Just 2% of customers buy at the first sales appointment. Using as many viable channels—website, email, social media, etc.—as possible will increase your odds of getting your message across. Here’s how your integrated sales and marketing campaign might play out:

Web – Put your value messaging here. The goal of this content should be to educate and then encourage readers to download an asset. Typically, this asset will be gated—or behind a form—to enable you to capture contact information.

Email – The purpose of email communications is to spark interest and introduce constructive tension. For example, you might say something like: “You could be saving money right now on end-user IT support.” The goal is to get the reader to click through to your website to learn more.

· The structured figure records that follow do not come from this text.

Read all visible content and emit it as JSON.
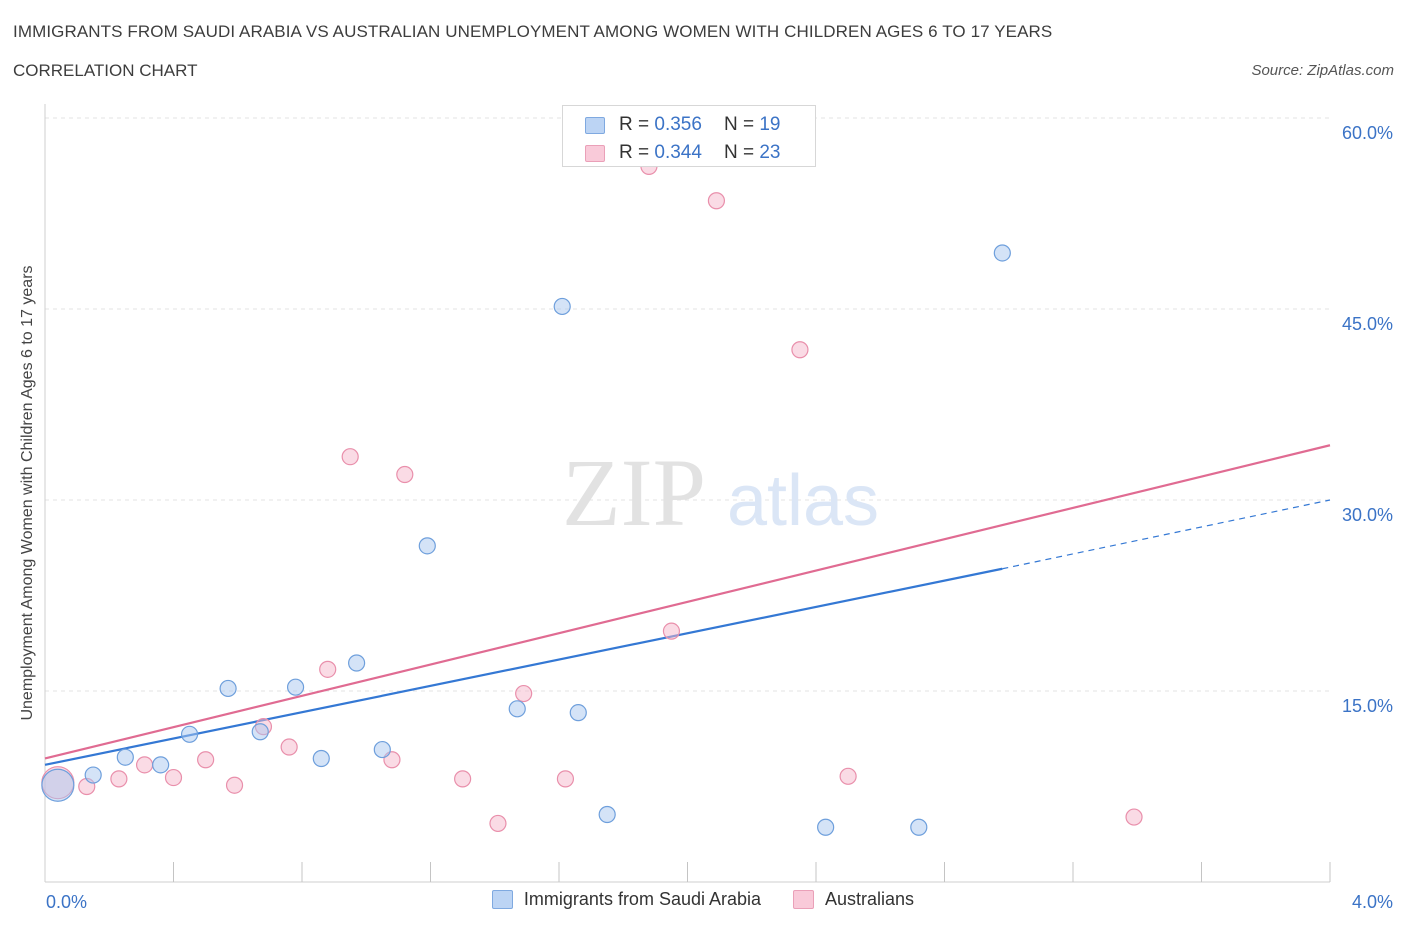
{
  "header": {
    "title": "IMMIGRANTS FROM SAUDI ARABIA VS AUSTRALIAN UNEMPLOYMENT AMONG WOMEN WITH CHILDREN AGES 6 TO 17 YEARS",
    "subtitle": "CORRELATION CHART",
    "source": "Source: ZipAtlas.com"
  },
  "watermark": {
    "zip": "ZIP",
    "atlas": "atlas"
  },
  "legend": {
    "r_label": "R =",
    "n_label": "N =",
    "rows": [
      {
        "r": "0.356",
        "n": "19",
        "color": "#aac8f0"
      },
      {
        "r": "0.344",
        "n": "23",
        "color": "#f5b8cc"
      }
    ]
  },
  "chart_data": {
    "type": "scatter",
    "title": "IMMIGRANTS FROM SAUDI ARABIA VS AUSTRALIAN UNEMPLOYMENT AMONG WOMEN WITH CHILDREN AGES 6 TO 17 YEARS",
    "xlabel": "",
    "ylabel": "Unemployment Among Women with Children Ages 6 to 17 years",
    "xlim": [
      0,
      4.0
    ],
    "ylim": [
      0,
      60
    ],
    "x_tick_labels": [
      "0.0%",
      "4.0%"
    ],
    "y_ticks": [
      15,
      30,
      45,
      60
    ],
    "y_tick_labels": [
      "15.0%",
      "30.0%",
      "45.0%",
      "60.0%"
    ],
    "grid": "horizontal dashed",
    "legend_position": "top-center",
    "series": [
      {
        "name": "Immigrants from Saudi Arabia",
        "color": "#aac8f0",
        "stroke": "#6e9fdc",
        "line_color": "#3478d4",
        "points": [
          {
            "x": 0.04,
            "y": 7.6,
            "big": true
          },
          {
            "x": 0.15,
            "y": 8.4
          },
          {
            "x": 0.25,
            "y": 9.8
          },
          {
            "x": 0.36,
            "y": 9.2
          },
          {
            "x": 0.45,
            "y": 11.6
          },
          {
            "x": 0.57,
            "y": 15.2
          },
          {
            "x": 0.67,
            "y": 11.8
          },
          {
            "x": 0.78,
            "y": 15.3
          },
          {
            "x": 0.86,
            "y": 9.7
          },
          {
            "x": 0.97,
            "y": 17.2
          },
          {
            "x": 1.05,
            "y": 10.4
          },
          {
            "x": 1.19,
            "y": 26.4
          },
          {
            "x": 1.47,
            "y": 13.6
          },
          {
            "x": 1.61,
            "y": 45.2
          },
          {
            "x": 1.66,
            "y": 13.3
          },
          {
            "x": 1.75,
            "y": 5.3
          },
          {
            "x": 2.43,
            "y": 4.3
          },
          {
            "x": 2.72,
            "y": 4.3
          },
          {
            "x": 2.98,
            "y": 49.4
          }
        ],
        "trend": {
          "x0": 0,
          "y0": 9.2,
          "x1": 2.98,
          "y1": 24.6,
          "dash_x1": 4.0,
          "dash_y1": 30.0
        }
      },
      {
        "name": "Australians",
        "color": "#f5b8cc",
        "stroke": "#e98fab",
        "line_color": "#e06b92",
        "points": [
          {
            "x": 0.04,
            "y": 7.8,
            "big": true
          },
          {
            "x": 0.13,
            "y": 7.5
          },
          {
            "x": 0.23,
            "y": 8.1
          },
          {
            "x": 0.31,
            "y": 9.2
          },
          {
            "x": 0.4,
            "y": 8.2
          },
          {
            "x": 0.5,
            "y": 9.6
          },
          {
            "x": 0.59,
            "y": 7.6
          },
          {
            "x": 0.68,
            "y": 12.2
          },
          {
            "x": 0.76,
            "y": 10.6
          },
          {
            "x": 0.88,
            "y": 16.7
          },
          {
            "x": 0.95,
            "y": 33.4
          },
          {
            "x": 1.08,
            "y": 9.6
          },
          {
            "x": 1.12,
            "y": 32.0
          },
          {
            "x": 1.3,
            "y": 8.1
          },
          {
            "x": 1.41,
            "y": 4.6
          },
          {
            "x": 1.49,
            "y": 14.8
          },
          {
            "x": 1.62,
            "y": 8.1
          },
          {
            "x": 1.88,
            "y": 56.2
          },
          {
            "x": 1.95,
            "y": 19.7
          },
          {
            "x": 2.09,
            "y": 53.5
          },
          {
            "x": 2.35,
            "y": 41.8
          },
          {
            "x": 2.5,
            "y": 8.3
          },
          {
            "x": 3.39,
            "y": 5.1
          }
        ],
        "trend": {
          "x0": 0,
          "y0": 9.7,
          "x1": 4.0,
          "y1": 34.3
        }
      }
    ]
  }
}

BDR Outreach – After there’s been engagement, leads generated through the aforementioned channels should be handed off to your business development team to call and email through. The goal here is to set appointments.

A multi-channel sales and marketing approach like the one above empowers your team to not only warm prospects up to the idea of hiring your company before your sales team makes contact, but it also provides avenues through which to nurture leads after the sales conversations.

5. Use Customer Testimonials to Win Over Prospects

Once customer satisfaction is high, consider asking some of your best customers to participate in testimonial videos or written case studies that can then be used to convince prospective customers that you’re the right TSP for them.

Watch Waterfall Metrics

Now that you know how to adjust your sales pipeline growth strategy, let’s move our attention to measuring results. In any sales funnel, you’ll start with a significantly higher number of leads than deals that close. We call these waterfall metrics, and as you’ll see in the image below, a high number of qualified leads are generated by marketing, then sales creates opportunities based on interest from leads and works those opportunities until they’re no longer viable or turn into deals. It typically looks like this:

Metrics 

Keeping an eye on these metrics can help your organization identify which tactics are working. Many organizations find that some activities yield a lot of leads that never turn into opportunities or deals. Avoid falling into this trap by following leads all the way through your sales and marketing funnel. Maintain a healthy pipeline by adjusting or discontinuing activities that aren’t benefitting your business.